Let $f:[0,1] \to \mathbb{R}$ be continuous, differentiable on $(0,1)$ and $f(0) =0$ with $|f'(x)|\leq c|f(x)|$ ($c>0$)for each $x \in (0,1).$ Show that $f=0.$
I am aware of the several solutions to this problem on this site. My question is: Is the following attempt correct?
Let $\varepsilon>0$ be given. By uniform continuity of $f$ on $[0, 1]$ for $x, y \in [0,1],$ there exists $\delta >0$ such that $|x-y|<\delta$ implies $|f(x)-f(y)|<\frac{\varepsilon}{c}.$ Then for $x\in (0, \delta)$ we have: $|f'(x)|\leq c|f(x)|< \varepsilon.$ Since $\varepsilon$ was arbitrary, $f'(x)=0$ for $x \in (0, \delta).$ This implies that for $x\in (0, \delta)$, $f(x)= k$, for some constant $k$ but since $f(0)=0,$ by continuity we must have $k=0.$ By continuity at $x=\delta$ we also have $f(\delta)=0.$
Now choose $x\in [\delta, 2\delta).$ Since $|x-\delta|<\delta,$ once again we have $|f'(x)|\leq c|f(x)|<\varepsilon$ so by the same argument above $f(x)=0$ for $x\in [\delta, 2\delta].$ Continuing like this for $n$ steps, where $n =\lceil \frac{1}{\delta}\rceil$ we can show that $f(x)=0$ for $x \in [(i-1)\delta, i\delta]$ for $i=1,\ldots, n.$ and hence $f(x)=0$ for every $x \in [0,1].$
Is there a problem with this argument? Thanks in advance.
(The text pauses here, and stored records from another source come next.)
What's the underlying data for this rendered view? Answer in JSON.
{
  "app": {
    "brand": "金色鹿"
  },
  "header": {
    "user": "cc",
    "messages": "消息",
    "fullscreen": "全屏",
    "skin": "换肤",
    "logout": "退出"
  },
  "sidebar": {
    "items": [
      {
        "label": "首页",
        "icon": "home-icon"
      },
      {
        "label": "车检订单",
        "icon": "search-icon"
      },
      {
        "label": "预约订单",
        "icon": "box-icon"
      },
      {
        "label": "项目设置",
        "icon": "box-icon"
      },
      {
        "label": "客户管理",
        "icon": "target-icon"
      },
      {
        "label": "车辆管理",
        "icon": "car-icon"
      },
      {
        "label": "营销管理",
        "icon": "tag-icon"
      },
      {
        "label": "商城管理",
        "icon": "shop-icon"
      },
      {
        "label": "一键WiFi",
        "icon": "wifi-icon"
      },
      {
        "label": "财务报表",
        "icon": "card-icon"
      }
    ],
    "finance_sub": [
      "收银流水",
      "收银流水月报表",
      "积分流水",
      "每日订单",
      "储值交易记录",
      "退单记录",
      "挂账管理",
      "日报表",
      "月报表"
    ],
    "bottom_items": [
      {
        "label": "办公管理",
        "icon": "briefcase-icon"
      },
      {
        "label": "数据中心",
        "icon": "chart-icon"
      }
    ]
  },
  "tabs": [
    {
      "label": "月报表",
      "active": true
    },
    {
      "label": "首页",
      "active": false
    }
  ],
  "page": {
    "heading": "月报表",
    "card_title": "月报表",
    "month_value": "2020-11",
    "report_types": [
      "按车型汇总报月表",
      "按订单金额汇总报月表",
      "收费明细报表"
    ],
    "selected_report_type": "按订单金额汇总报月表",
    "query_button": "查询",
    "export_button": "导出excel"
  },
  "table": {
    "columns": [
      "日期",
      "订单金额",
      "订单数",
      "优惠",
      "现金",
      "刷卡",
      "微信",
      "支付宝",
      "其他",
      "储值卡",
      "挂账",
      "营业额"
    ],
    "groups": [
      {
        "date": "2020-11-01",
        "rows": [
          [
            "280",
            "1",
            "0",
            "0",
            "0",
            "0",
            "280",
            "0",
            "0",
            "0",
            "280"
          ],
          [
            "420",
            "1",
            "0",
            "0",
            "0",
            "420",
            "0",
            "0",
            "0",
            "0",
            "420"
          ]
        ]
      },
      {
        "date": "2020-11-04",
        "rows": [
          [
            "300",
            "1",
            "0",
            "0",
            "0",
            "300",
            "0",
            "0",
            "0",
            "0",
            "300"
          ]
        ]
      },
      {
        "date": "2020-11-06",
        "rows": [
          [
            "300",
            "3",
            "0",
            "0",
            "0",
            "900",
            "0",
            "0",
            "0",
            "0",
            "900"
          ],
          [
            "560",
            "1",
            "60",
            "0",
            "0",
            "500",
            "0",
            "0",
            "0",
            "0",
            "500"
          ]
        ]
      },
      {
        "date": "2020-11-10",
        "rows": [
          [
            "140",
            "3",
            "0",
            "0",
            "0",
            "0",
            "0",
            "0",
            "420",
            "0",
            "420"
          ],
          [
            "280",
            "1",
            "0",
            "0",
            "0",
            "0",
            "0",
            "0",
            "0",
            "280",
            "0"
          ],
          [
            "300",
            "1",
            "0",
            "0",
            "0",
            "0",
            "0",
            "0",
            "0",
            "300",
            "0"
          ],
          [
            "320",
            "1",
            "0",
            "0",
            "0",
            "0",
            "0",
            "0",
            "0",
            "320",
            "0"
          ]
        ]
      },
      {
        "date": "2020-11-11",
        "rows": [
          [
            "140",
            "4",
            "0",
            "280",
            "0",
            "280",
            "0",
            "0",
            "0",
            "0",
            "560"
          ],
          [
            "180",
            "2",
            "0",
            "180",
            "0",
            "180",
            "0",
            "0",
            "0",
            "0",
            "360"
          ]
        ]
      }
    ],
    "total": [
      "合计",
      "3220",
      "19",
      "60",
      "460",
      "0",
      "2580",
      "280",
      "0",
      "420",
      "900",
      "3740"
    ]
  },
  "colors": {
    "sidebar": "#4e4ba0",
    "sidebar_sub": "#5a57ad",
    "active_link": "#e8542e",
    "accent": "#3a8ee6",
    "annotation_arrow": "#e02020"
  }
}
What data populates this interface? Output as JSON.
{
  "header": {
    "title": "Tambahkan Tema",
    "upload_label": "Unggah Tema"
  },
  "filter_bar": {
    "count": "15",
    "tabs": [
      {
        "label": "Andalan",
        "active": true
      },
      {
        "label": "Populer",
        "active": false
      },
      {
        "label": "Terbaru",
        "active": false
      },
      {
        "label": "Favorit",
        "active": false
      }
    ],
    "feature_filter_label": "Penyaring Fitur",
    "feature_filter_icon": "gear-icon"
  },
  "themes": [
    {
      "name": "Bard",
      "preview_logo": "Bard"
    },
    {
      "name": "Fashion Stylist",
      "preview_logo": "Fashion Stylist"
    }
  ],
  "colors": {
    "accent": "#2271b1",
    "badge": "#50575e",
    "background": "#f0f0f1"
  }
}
Yes, there is a problem with the argument. You've chosen your $\delta$ given a value of $\varepsilon > 0$. This value of $\delta$ will (in general) change depending on the value of $\varepsilon$. So, while you can always find some $\delta_\varepsilon$ such that $$x \in (0, \delta_\varepsilon) \implies |f'(x)| \le c|f(x)| < \varepsilon,$$ the interval $(0, \delta_\varepsilon)$ will shrivel up as you make $\varepsilon$ smaller. There may be no one point $x > 0$ such that $|f'(x)| = 0$, using this argument.